A national study ranks Nebraska dead last in the compensation it provides its victims of crime.
Nebraska ranks as the stingiest state.
“This is not the leaderboard that you want to be atop, but Nebraska has this dubious title this year,” Justice Fellowship President Craig DeRoche tells Nebraska Radio Network.
According to the study, Nebraska pays a paltry $26, on average, to crime victims. That is far below the national average of $295, which Justice Fellowship says is still dismal compensation for those who have gone through the trauma of crime.
“So, Nebraska is not alone in what we would call underserving the victims of crime, but they happen to be the state that pays the least from their victims compensation funds to the actual victims of crimes,” according to DeRoche.

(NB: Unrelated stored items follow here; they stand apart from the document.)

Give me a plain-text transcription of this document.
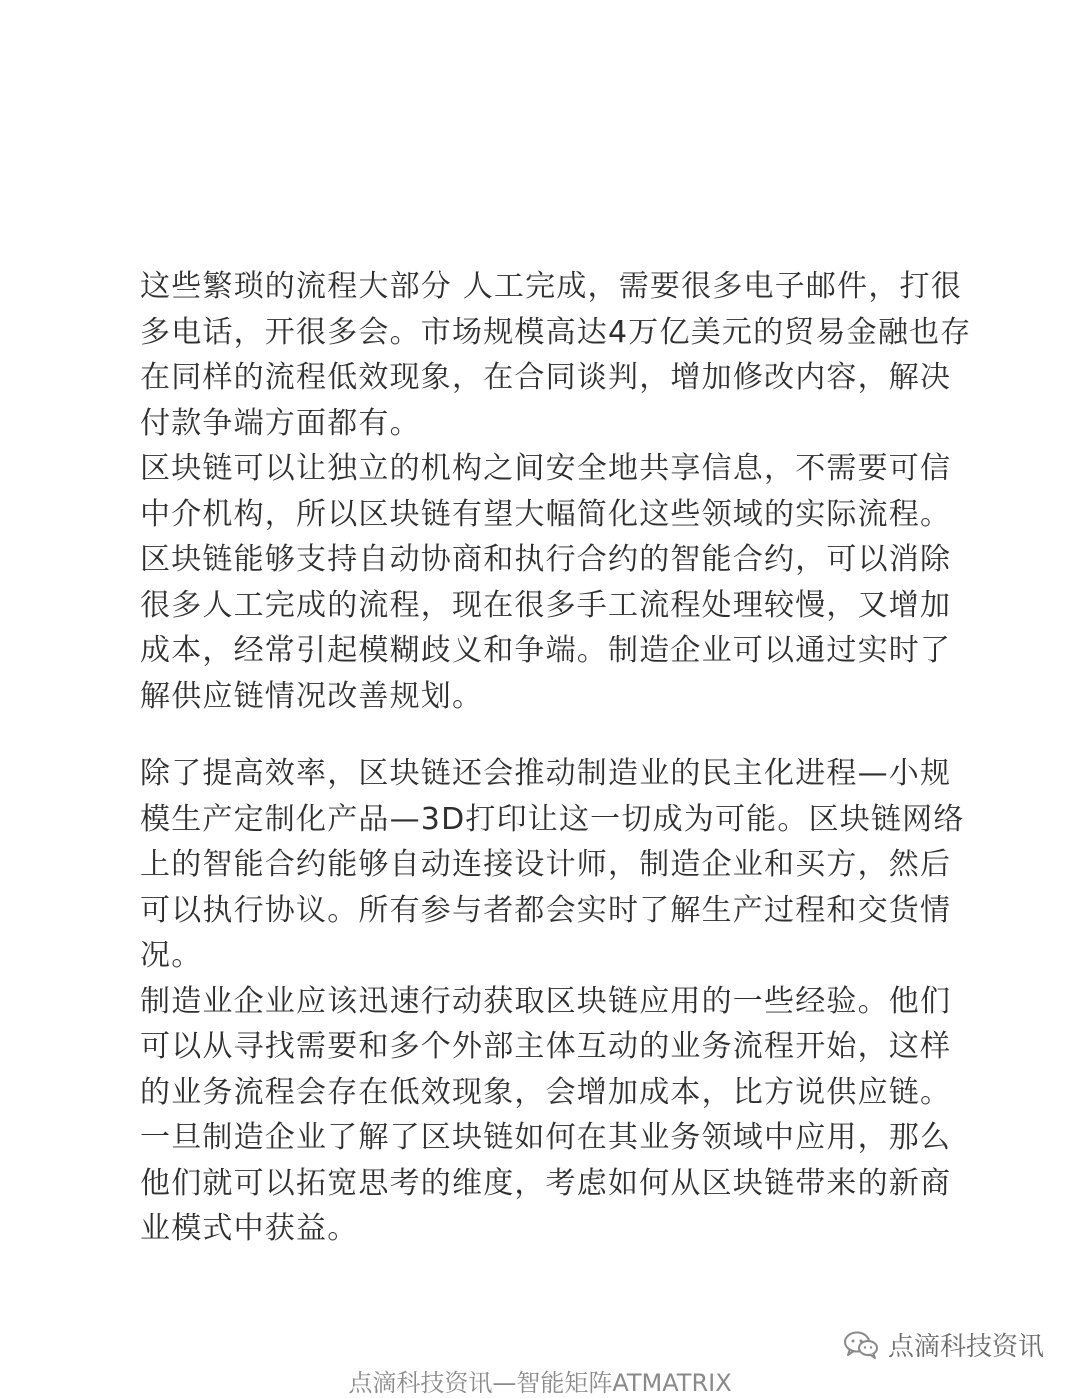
这些繁琐的流程大部分 人工完成，需要很多电子邮件，打很
多电话，开很多会。市场规模高达4万亿美元的贸易金融也存
在同样的流程低效现象，在合同谈判，增加修改内容，解决
付款争端方面都有。

区块链可以让独立的机构之间安全地共享信息，不需要可信
中介机构，所以区块链有望大幅简化这些领域的实际流程。

区块链能够支持自动协商和执行合约的智能合约，可以消除
很多人工完成的流程，现在很多手工流程处理较慢，又增加
成本，经常引起模糊歧义和争端。制造企业可以通过实时了
解供应链情况改善规划。

除了提高效率，区块链还会推动制造业的民主化进程—小规
模生产定制化产品—3D打印让这一切成为可能。区块链网络
上的智能合约能够自动连接设计师，制造企业和买方，然后
可以执行协议。所有参与者都会实时了解生产过程和交货情
况。

制造业企业应该迅速行动获取区块链应用的一些经验。他们
可以从寻找需要和多个外部主体互动的业务流程开始，这样
的业务流程会存在低效现象，会增加成本，比方说供应链。

一旦制造企业了解了区块链如何在其业务领域中应用，那么
他们就可以拓宽思考的维度，考虑如何从区块链带来的新商
业模式中获益。

点滴科技资讯
点滴科技资讯—智能矩阵ATMATRIX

In fact, DeRoche says no state has a comprehensive plan for victims’ rights, both compensation and restitution, though some provide more compensation to victims than others.
National statistics disclose there are 7 million victims of crime each year in America. Only 200,000 of those victims will receive any money from crime victim compensation funds.
States spend less than one percent of the money devoted to corrections on crime compensation.
DeRoche suggests Nebraska join with other states, asking the federal government to release more of the $11 billion in federal crime victim compensation money he says now sits idle in Washington.
DeRoche also suggests Nebraska loosen its regulations on applying for compensation. In particular, he says the state needs to scrap a requirement that crime victims apply for compensation within three days of the crime.